I know a couple who has experienced 4 miscarriages in the last 4 years. They recently said, “We’re done! We are done trying.” And now, they wait in hope for hope to arrive … knowing that their vision for a family will not look like what they had imagined.
I have a dear friend who moved to the US last year seeking political asylum. It was not an easy decision – but risking new life was far better than living in fear under an oppressive government.
It’s been 24 years this month since the mass shooting at Columbine High School. The number of lives lost to senseless gun violence in our country leaves me numb! Last week dozens of high school students walked out in protest in response to the school shooting in Tennessee. They’ve said “enough already!” Advocacy is their act of hope, as we go “through” this again.
All this leaves me asking, “Where is Jesus?!” in these moments when we are waiting in hope for hope to arrive? One of the ancient readings for Holy Saturday says that “God has died in the flesh, and Hell trembles with fear.”

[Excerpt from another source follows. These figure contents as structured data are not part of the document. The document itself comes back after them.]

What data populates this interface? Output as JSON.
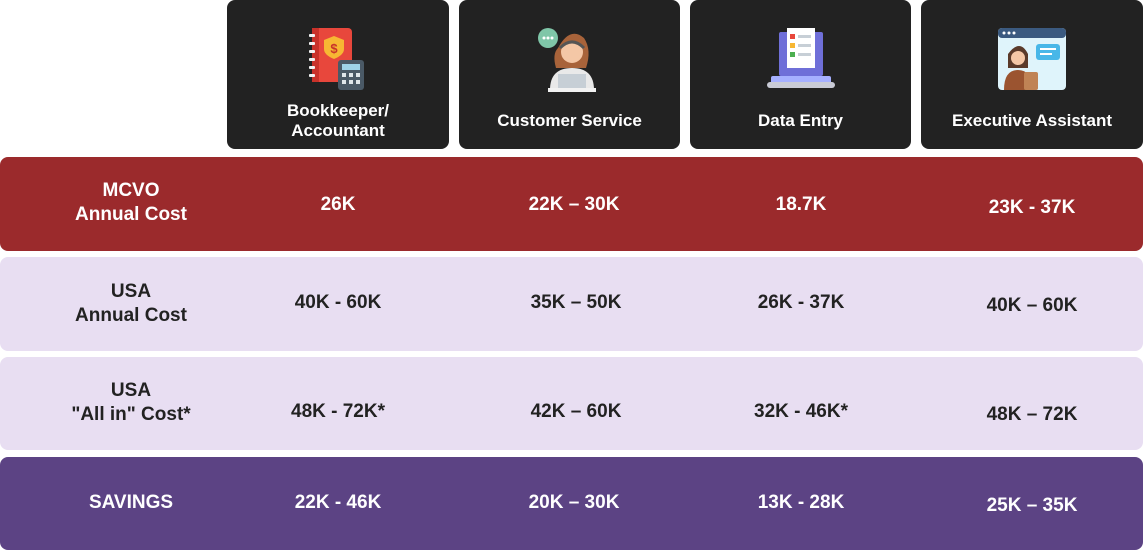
{
  "colors": {
    "header_bg": "#222222",
    "mcvo_row": "#9b2a2c",
    "usa_row": "#e8def2",
    "savings_row": "#5c4384"
  },
  "columns": [
    {
      "label": "Bookkeeper/\nAccountant",
      "icon": "ledger-calculator-icon"
    },
    {
      "label": "Customer Service",
      "icon": "headset-agent-icon"
    },
    {
      "label": "Data Entry",
      "icon": "laptop-checklist-icon"
    },
    {
      "label": "Executive Assistant",
      "icon": "assistant-window-icon"
    }
  ],
  "rows": [
    {
      "label": "MCVO\nAnnual Cost",
      "values": [
        "26K",
        "22K – 30K",
        "18.7K",
        "23K - 37K"
      ]
    },
    {
      "label": "USA\nAnnual Cost",
      "values": [
        "40K - 60K",
        "35K – 50K",
        "26K - 37K",
        "40K – 60K"
      ]
    },
    {
      "label": "USA\n\"All in\" Cost*",
      "values": [
        "48K - 72K*",
        "42K – 60K",
        "32K - 46K*",
        "48K – 72K"
      ]
    },
    {
      "label": "SAVINGS",
      "values": [
        "22K - 46K",
        "20K – 30K",
        "13K - 28K",
        "25K – 35K"
      ]
    }
  ]
}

Jesus descended into Hell. So great is his love for us that Jesus dares to enter into the most forsaken place, Hell, to announce even there, that death will not win. Jesus descends into Hell to confront the powers of evil, to unite himself once and for all, with the very source of our suffering, to announce hope to a fallen world. And Hell trembles, because perfect love casts out all fear. Hell trembles, because Jesus the Light of the world, has entered into the darkness. Jesus himself, holding our shattered yet beating hearts.
And we know how this story ends!
Before we get to Easter, before the great Vigil tonight, before Christ’s resurrection is proclaimed – perhaps in the midst of baking, and preparing, and decorating – I encourage you to spend some time in the wondering and the wandering. What is that place, in your life, in our world, where you are waiting in hope for hope to arrive? Invite Jesus to walk with you and show you the way through.